Friday, November 5, 2010

Chemo #1, from Kate

Yesterday, I went info the Chemo #1. Only 5 more to go, and I then I get to ring the big ship's bell - the clarion call to everyone in the clinic that that particular person has finished their last chemo session.  It rang while I was there, and it was a lovely sound...

However, I am not there yet. My body is at war internally with itself.

Once the chemicals had truly begun circling through the is what happened. I thumbed this out last night on the berry before falling into a heavily drugged sleep.

The muscles contract around my head as if to protect the neurons from onslaught.
A crushing tight band runs from mid back up spine and around jaw than around temples in a vice like grip. Blinding pain.
My abdomen is distended like a malnourished child full of gas and noxious chemicals and poison.
Today I have eaten pre-chemo a coffee and a quarter bagel and a really fucking good gluten free almond shortbread.
Post chemo a cup of tea, a whole wheat bagel with cream cheese and tomato.
Mike read the crossword clues to me to see if could focus, since I was beginning to feel naseated by looking at words.
And then I hit the wall.
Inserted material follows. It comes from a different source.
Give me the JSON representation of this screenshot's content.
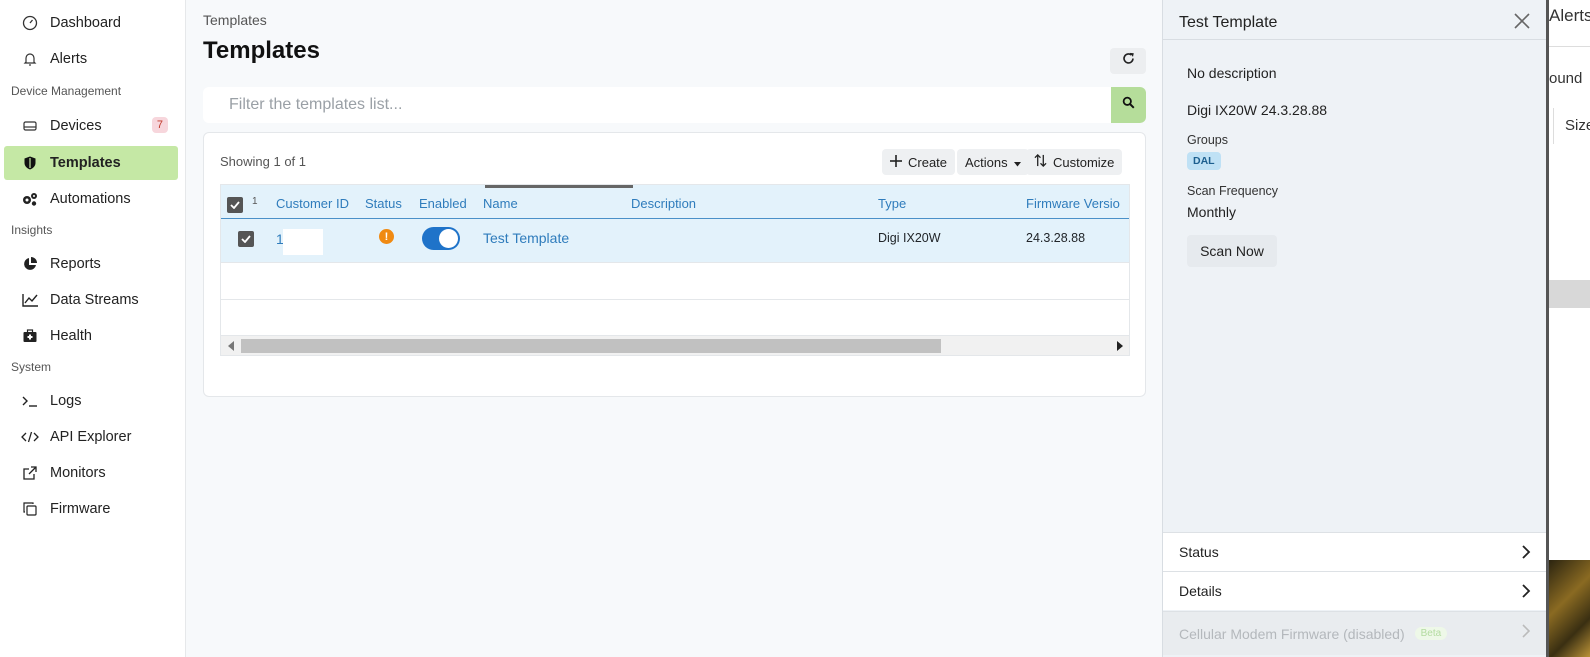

No actually then I hit a freezing cold plain of water from a great height head first with a slap and was left gasping from the bottom of the pool seeing my world and its players moving and talking as from a great distance. Wave after wave after wave of nausea. Like being on a boat in the perfect storm. A roiling pot. Some noises unbearable; reading insufferable; food, out of the question. Water, barely. Requiring a warm hand mine and a cold cloth on my head.
Today, a much much much better day. Astonishing, really. Learned to self-inject the white blood cell stimulant. Met some more staff at the hospital. Heard the news that it is not HER2 positive - but that is for another day. Had a 4 hour sleep, and a full supper of lovely home made shepherds pie. Happy to be able to focus on the words on  a page.

Andy's advice yeterday, expect nothing good or bad to happen with the chemo, just take it as it comes. Tomorrow could also be terrible, I do not know. But I am very happen in my current now.

Tonight there are 26 wonderful women from my neighbourhood cooking for us together, at Supper Works. 3 meals each. To sustain me and my family and friends. WOW. We are amazed and exceedingly grateful for this gift. A lovely selfless thing to do.

As KD Lang says,

Love will not elude you, it is simple
I worship this tenacity and this beautiful struggle we're in

xo KO


Anonymous said...

hang in there Kate, am thinking of you.

Love terry

Anonymous said...

Supperworks was great, feeling so wonderful to be part of an incredible group of women - thinking of you lots tonight. xo


Anonymous said...

Hi Kate,
I'd have been at Supperworks in a flash - if only I could just flash across the Atlantic :-(
Sending you GREAT BIG, but gentle, VIRTUAL HUGS instead.
Lots of love from us all xxxxx

Anonymous said...

Kate, your writing is fantastic -- descriptive, colourful, and of course completely rude and irreverent. Missing you and sending you big hugs during this next stage, and wishing I could join you for "... a really fucking good gluten free almond shortbread...".